Una clara representación de la edad de piedra está reflejada en las pirámides de Egipto, en la que se
utilizó adobe y piedras sin tallar y talladas, estas civilizaciones se destacaron por sus sistemas
constructivos tan sofisticados e impecables respecto a la talla de rocas, así también como los griegos
que en la actualidad aún se conservan varias de las edificaciones realizadas por estas civilizaciones.
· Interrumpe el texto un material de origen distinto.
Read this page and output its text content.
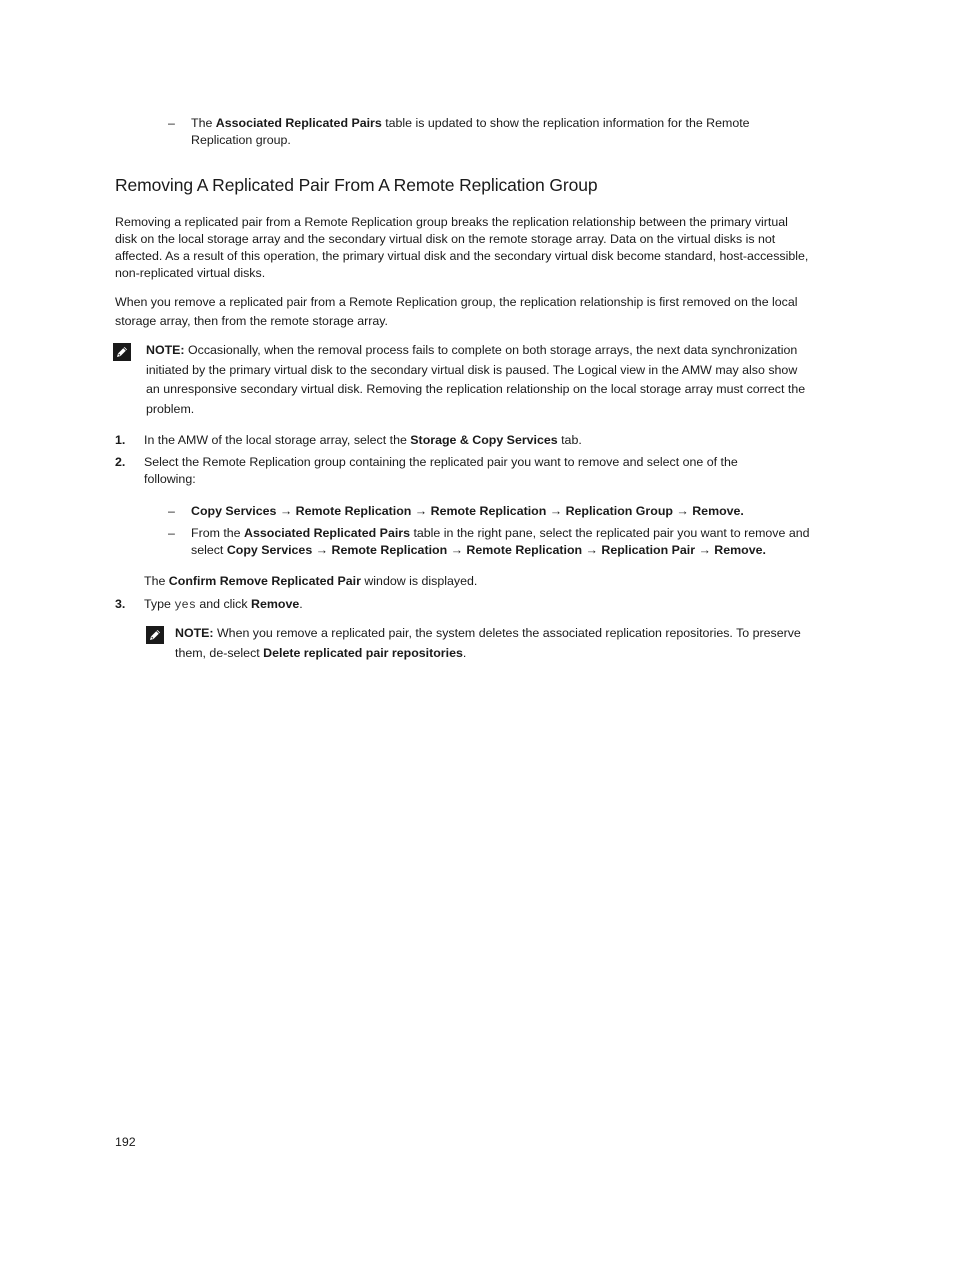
–	The Associated Replicated Pairs table is updated to show the replication information for the Remote Replication group.

Removing A Replicated Pair From A Remote Replication Group

Removing a replicated pair from a Remote Replication group breaks the replication relationship between the primary virtual disk on the local storage array and the secondary virtual disk on the remote storage array. Data on the virtual disks is not affected. As a result of this operation, the primary virtual disk and the secondary virtual disk become standard, host-accessible, non-replicated virtual disks.

When you remove a replicated pair from a Remote Replication group, the replication relationship is first removed on the local storage array, then from the remote storage array.

NOTE: Occasionally, when the removal process fails to complete on both storage arrays, the next data synchronization initiated by the primary virtual disk to the secondary virtual disk is paused. The Logical view in the AMW may also show an unresponsive secondary virtual disk. Removing the replication relationship on the local storage array must correct the problem.

1. In the AMW of the local storage array, select the Storage & Copy Services tab.

2. Select the Remote Replication group containing the replicated pair you want to remove and select one of the following:

–	Copy Services → Remote Replication → Remote Replication → Replication Group → Remove.

–	From the Associated Replicated Pairs table in the right pane, select the replicated pair you want to remove and select Copy Services → Remote Replication → Remote Replication → Replication Pair → Remove.

The Confirm Remove Replicated Pair window is displayed.

3. Type yes and click Remove.

NOTE: When you remove a replicated pair, the system deletes the associated replication repositories. To preserve them, de-select Delete replicated pair repositories.

192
Las piedras son una pieza fundamental respecto a las construcciones, desde la antigüedad hasta la
actualidad se ve el uso de esta materia que es abundante en cualquier medio debido a su dureza y que
al mezclarse con un mortero se crea un elemento aún mejor para el ámbito de la construcción.

Edad de Cobre y Bronce

En esta época se comenzaron los trabajos de alfarería, ya que el cobre es un material que se encuentra
en la naturaleza de distinta forma que las piedras y este aún debe de someterse a un proceso de
horneado para poder manipularse. El cobre se encontraba en piedras de tonos rojizos que cuando se
terminaba el trabajo con estas rocas en los hornos, sobre las brasas quedaban fragmentos rojizos
brillantes los cuales comprobaron que se podía deformar golpeándolo y al juntar varios fragmentos
y fundirlos se podían utilizar para herramientas o armas, los primeros indicios de la utilización del
cobre datan de lo que actualmente conocemos como Pakistán e Irán.
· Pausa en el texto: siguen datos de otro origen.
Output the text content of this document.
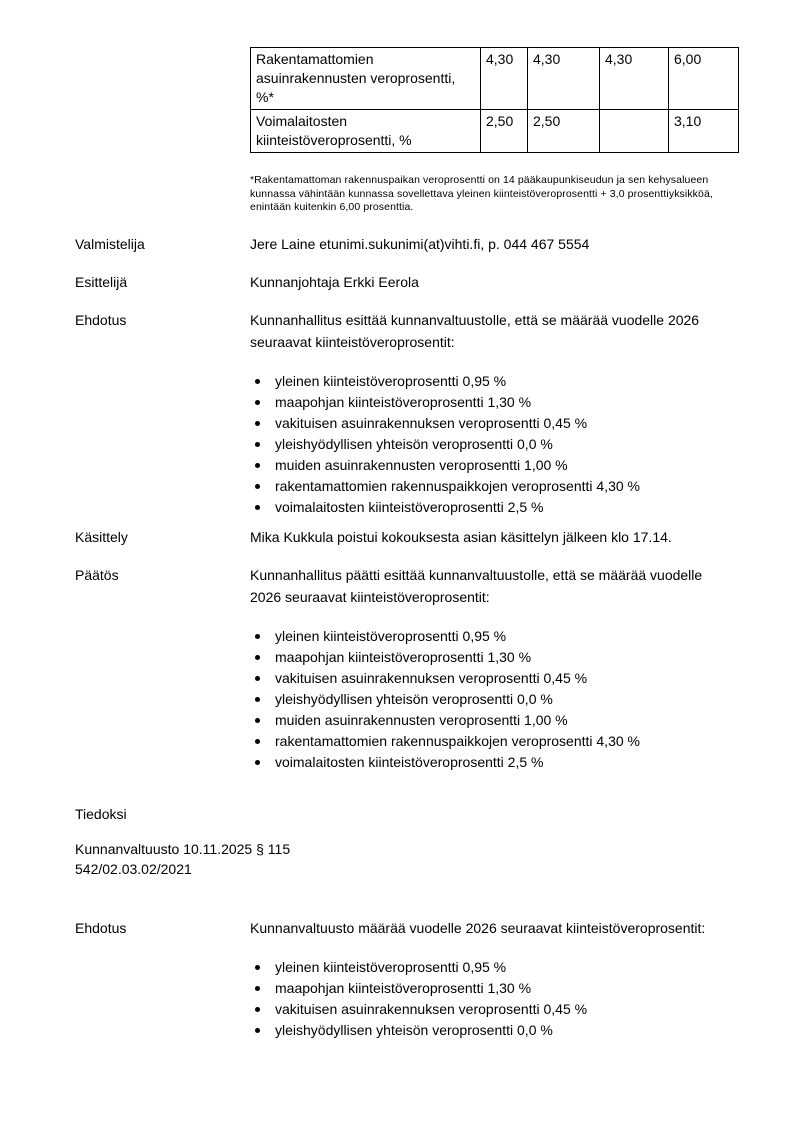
Rakentamattomien asuinrakennusten veroprosentti, %*	4,30	4,30	4,30	6,00
Voimalaitosten kiinteistöveroprosentti, %	2,50	2,50		3,10
*Rakentamattoman rakennuspaikan veroprosentti on 14 pääkaupunkiseudun ja sen kehysalueen kunnassa vähintään kunnassa sovellettava yleinen kiinteistöveroprosentti + 3,0 prosenttiyksikköä, enintään kuitenkin 6,00 prosenttia.
Valmistelija	Jere Laine etunimi.sukunimi(at)vihti.fi, p. 044 467 5554
Esittelijä	Kunnanjohtaja Erkki Eerola
Ehdotus	Kunnanhallitus esittää kunnanvaltuustolle, että se määrää vuodelle 2026 seuraavat kiinteistöveroprosentit:
yleinen kiinteistöveroprosentti 0,95 %
maapohjan kiinteistöveroprosentti 1,30 %
vakituisen asuinrakennuksen veroprosentti 0,45 %
yleishyödyllisen yhteisön veroprosentti 0,0 %
muiden asuinrakennusten veroprosentti 1,00 %
rakentamattomien rakennuspaikkojen veroprosentti 4,30 %
voimalaitosten kiinteistöveroprosentti 2,5 %
Käsittely	Mika Kukkula poistui kokouksesta asian käsittelyn jälkeen klo 17.14.
Päätös	Kunnanhallitus päätti esittää kunnanvaltuustolle, että se määrää vuodelle 2026 seuraavat kiinteistöveroprosentit:
yleinen kiinteistöveroprosentti 0,95 %
maapohjan kiinteistöveroprosentti 1,30 %
vakituisen asuinrakennuksen veroprosentti 0,45 %
yleishyödyllisen yhteisön veroprosentti 0,0 %
muiden asuinrakennusten veroprosentti 1,00 %
rakentamattomien rakennuspaikkojen veroprosentti 4,30 %
voimalaitosten kiinteistöveroprosentti 2,5 %
Tiedoksi
Kunnanvaltuusto 10.11.2025 § 115
542/02.03.02/2021
Ehdotus	Kunnanvaltuusto määrää vuodelle 2026 seuraavat kiinteistöveroprosentit:
yleinen kiinteistöveroprosentti 0,95 %
maapohjan kiinteistöveroprosentti 1,30 %
vakituisen asuinrakennuksen veroprosentti 0,45 %
yleishyödyllisen yhteisön veroprosentti 0,0 %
El cobre era un material al que se le podían asignar muchos atributos ya que su manipulación era
mucho mejor que la de las piedras, en este entonces los pobladores de esos lugares mejoraron sus
propiedades haciendo una aleación de cobre y estaño, el cual actualmente se le conoce como bronce,
el cual mostró ser más conveniente que el cobre ya que era mayor su resistencia y su método de
fundición era más fácil que el del cobre pero debido a que este material se encontraba en cantidades
muy pequeñas como mineral era difícil su utilidad en la construcción y en esa época se utilizó en su
mayoría para armas y herramientas.

Edad de Hierro

La transición entre la edad de bronce y la edad de hierro estuvo entre los 500 años ya que las
sociedades tardaron en mejorar sus hornos y a que el cobre y su aleación con estaño se fundían a una
temperatura mucho menor a la que necesitaba el hierro para poder fundirse de una manera adecuada.
La aparición del hierro permitió muchos avances respecto a las tecnologías que se utilizaban en las
sociedades ya que este mineral se encontraba en abundancia en la naturaleza a diferencia que el cobre
y el hierro tiene mejor ductilidad y resistencia.

Ya con el conocimiento de trabajos de metalurgia y descubierto el hierro se comenzaron una serie de


aleaciones que revolucionaron los sistemas constructivos, la aparición del acero que fue de la mano
con la del cemento y así también se comenzaron a dar los trabajos con estructuras metálicas.